Paul conceives of Redemptive History in its full sweep, from past through present to future, and emphasizes always the accompanying revelation that makes sense of it all. Jesus is the Long-Expected One, and Paul seems to delight in connecting the dots in Scripture and in human history to show that this is so. Much of his apologetic speech to Jews in Acts is concerned with how Jesus fulfills Hebrew prophecy, especially regarding the identity of the anticipated Christos. Though his letters to the churches no longer have this evangelistic purpose, Paul cannot seem to help mentioning Jesus’ historical connections; to him, they are part and parcel of Jesus’ identity and role as Savior.
Among the many details of Redemptive History, two receive special emphasis when Paul speaks or writes about his Lord. First there are all the ways that Jesus fulfills prophecies and promises, types and signs that have appeared throughout the Hebrew Scriptures. He emphasizes Jesus’ connection to David’s line and Abraham’s family, showing how he fulfills “the promises to the patriarchs”; regarding Moses and the Law, Paul makes much of Jesus’ substantial embodiment of past “shadows” and hints, from the Passover lamb to the identity-marker of circumcision to the special Jewish holidays.
The second detail of Redemptive History that receives the most attention is the anticipation of Jesus’ return from heaven—a future event that has bearing on Paul’s (and our) present. Again and again, Paul casts the behavior and hope of the church in terms of, and in light of, the expected reappearance of the Savior. His “coming,” as Paul typically puts it, is as certain an event as his entrance into human history in the first place, and as certain as the suffering, death, and resurrection that form the foundation of our confession. In his desire to persuade Christians to suffer faithfully, Paul continually returns to this certainty. It is notable, by the way, that with one exception* he does not mention the Second Coming in his speeches in Acts: it seems that this information is most relevant to Christians who need reasons and reminders to persevere, but not yet to potential converts.
Forensics, or the judicial aspects of our salvation, comprises another major category of thought in Paul’s writings and speeches. This theological topic is probably what usually comes to mind first when we think of what Paul had to say to the church, and with good reason. Although not any more prevalent than the other two subject areas discussed here, Paul’s reasoning and teaching on forgiveness, judgment, law and faith, sin, salvation, and justification (to name just a few prominent terms!) certainly stand out as deeply important to him.
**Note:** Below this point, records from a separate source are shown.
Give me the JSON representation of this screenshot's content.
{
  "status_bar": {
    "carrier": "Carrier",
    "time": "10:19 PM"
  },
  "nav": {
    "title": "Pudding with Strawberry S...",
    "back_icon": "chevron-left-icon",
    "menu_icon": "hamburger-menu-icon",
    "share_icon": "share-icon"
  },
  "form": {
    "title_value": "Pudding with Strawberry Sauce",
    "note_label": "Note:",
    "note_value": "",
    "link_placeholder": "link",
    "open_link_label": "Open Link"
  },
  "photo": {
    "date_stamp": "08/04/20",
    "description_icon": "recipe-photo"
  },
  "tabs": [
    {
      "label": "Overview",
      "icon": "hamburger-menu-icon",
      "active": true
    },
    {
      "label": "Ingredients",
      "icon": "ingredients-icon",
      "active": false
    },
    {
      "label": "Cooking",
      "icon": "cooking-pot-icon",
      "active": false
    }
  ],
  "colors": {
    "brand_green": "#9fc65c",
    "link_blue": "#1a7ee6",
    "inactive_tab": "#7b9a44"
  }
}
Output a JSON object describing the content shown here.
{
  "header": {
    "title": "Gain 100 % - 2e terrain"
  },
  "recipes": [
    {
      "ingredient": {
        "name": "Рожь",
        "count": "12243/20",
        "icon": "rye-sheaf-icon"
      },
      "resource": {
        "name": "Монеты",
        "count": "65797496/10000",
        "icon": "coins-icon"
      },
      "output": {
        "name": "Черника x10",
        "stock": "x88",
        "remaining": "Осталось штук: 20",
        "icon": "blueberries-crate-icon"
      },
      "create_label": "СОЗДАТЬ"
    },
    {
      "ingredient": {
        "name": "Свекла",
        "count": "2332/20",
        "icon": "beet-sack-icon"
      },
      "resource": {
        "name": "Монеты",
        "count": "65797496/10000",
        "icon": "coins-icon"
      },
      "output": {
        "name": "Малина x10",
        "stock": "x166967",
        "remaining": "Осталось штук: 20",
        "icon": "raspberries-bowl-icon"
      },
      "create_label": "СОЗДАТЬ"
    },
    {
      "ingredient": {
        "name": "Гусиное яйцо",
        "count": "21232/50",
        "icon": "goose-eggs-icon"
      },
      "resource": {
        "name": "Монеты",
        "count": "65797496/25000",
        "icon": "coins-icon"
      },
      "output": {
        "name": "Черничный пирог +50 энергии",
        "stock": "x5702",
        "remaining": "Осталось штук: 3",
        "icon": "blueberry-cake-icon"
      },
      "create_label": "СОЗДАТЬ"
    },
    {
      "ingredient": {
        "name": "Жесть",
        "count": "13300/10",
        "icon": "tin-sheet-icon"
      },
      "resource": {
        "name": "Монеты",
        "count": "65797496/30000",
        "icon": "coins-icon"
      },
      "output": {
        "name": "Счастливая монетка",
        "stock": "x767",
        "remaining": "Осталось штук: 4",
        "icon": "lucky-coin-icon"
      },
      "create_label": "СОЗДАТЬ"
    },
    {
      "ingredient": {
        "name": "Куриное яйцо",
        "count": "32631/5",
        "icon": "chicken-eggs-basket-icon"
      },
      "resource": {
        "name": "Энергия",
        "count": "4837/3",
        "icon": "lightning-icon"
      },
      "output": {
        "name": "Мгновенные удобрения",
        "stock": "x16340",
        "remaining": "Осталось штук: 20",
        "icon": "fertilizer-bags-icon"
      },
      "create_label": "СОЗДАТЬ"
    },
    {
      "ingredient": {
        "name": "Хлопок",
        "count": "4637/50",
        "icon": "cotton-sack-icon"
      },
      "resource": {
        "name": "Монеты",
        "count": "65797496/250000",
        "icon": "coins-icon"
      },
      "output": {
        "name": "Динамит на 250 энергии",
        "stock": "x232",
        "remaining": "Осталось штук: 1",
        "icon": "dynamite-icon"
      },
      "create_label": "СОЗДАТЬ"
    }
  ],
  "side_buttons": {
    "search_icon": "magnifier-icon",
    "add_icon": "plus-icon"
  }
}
While there has historically been much debate over the exact meaning of some of Paul’s terms (especially justification), there is no question that he sees salvation in Christ Jesus as intricately bound to questions of sin and righteousness, wrath and favor. The news in Christ is always good for those who have accepted him: there is true and ultimate rescue in this Savior, a gift of innocence in place of guilt. There are also wrong ways to go about solving the problem of our standing before the Judge of all—errors that have persisted since ancient times, and that still threaten to undermine the message of Paul’s gospel.
Finally, we could probably say that the relationship between a living and powerful Commander-in-Chief and His Troops is the topic at the forefront of Paul’s thoughts in his letters. His own experience and that of his friends give Paul real-time illustrations of what it means to serve the Lord, and his explanations and exhortations provide a verbal framework for the embodiment of life as “good soldiers of Christ Jesus.” Courage, perseverance, kindness, responsibility, generosity, and faithfulness to the delivered message of the Kingdom are qualities constantly reinforced in Paul’s epistles. If you read through this section of the chart I created, I think you’ll get a sense of the nobility of our calling in Christ—something lovely to reach for, something worthy to strive after. Paul’s many words still urge us on towards the finish line, so many centuries later.
*The one exception is a mention in Acts 17 (in the Areopagus at Athens) of a resurrected man who will one day judge the world on God’s behalf.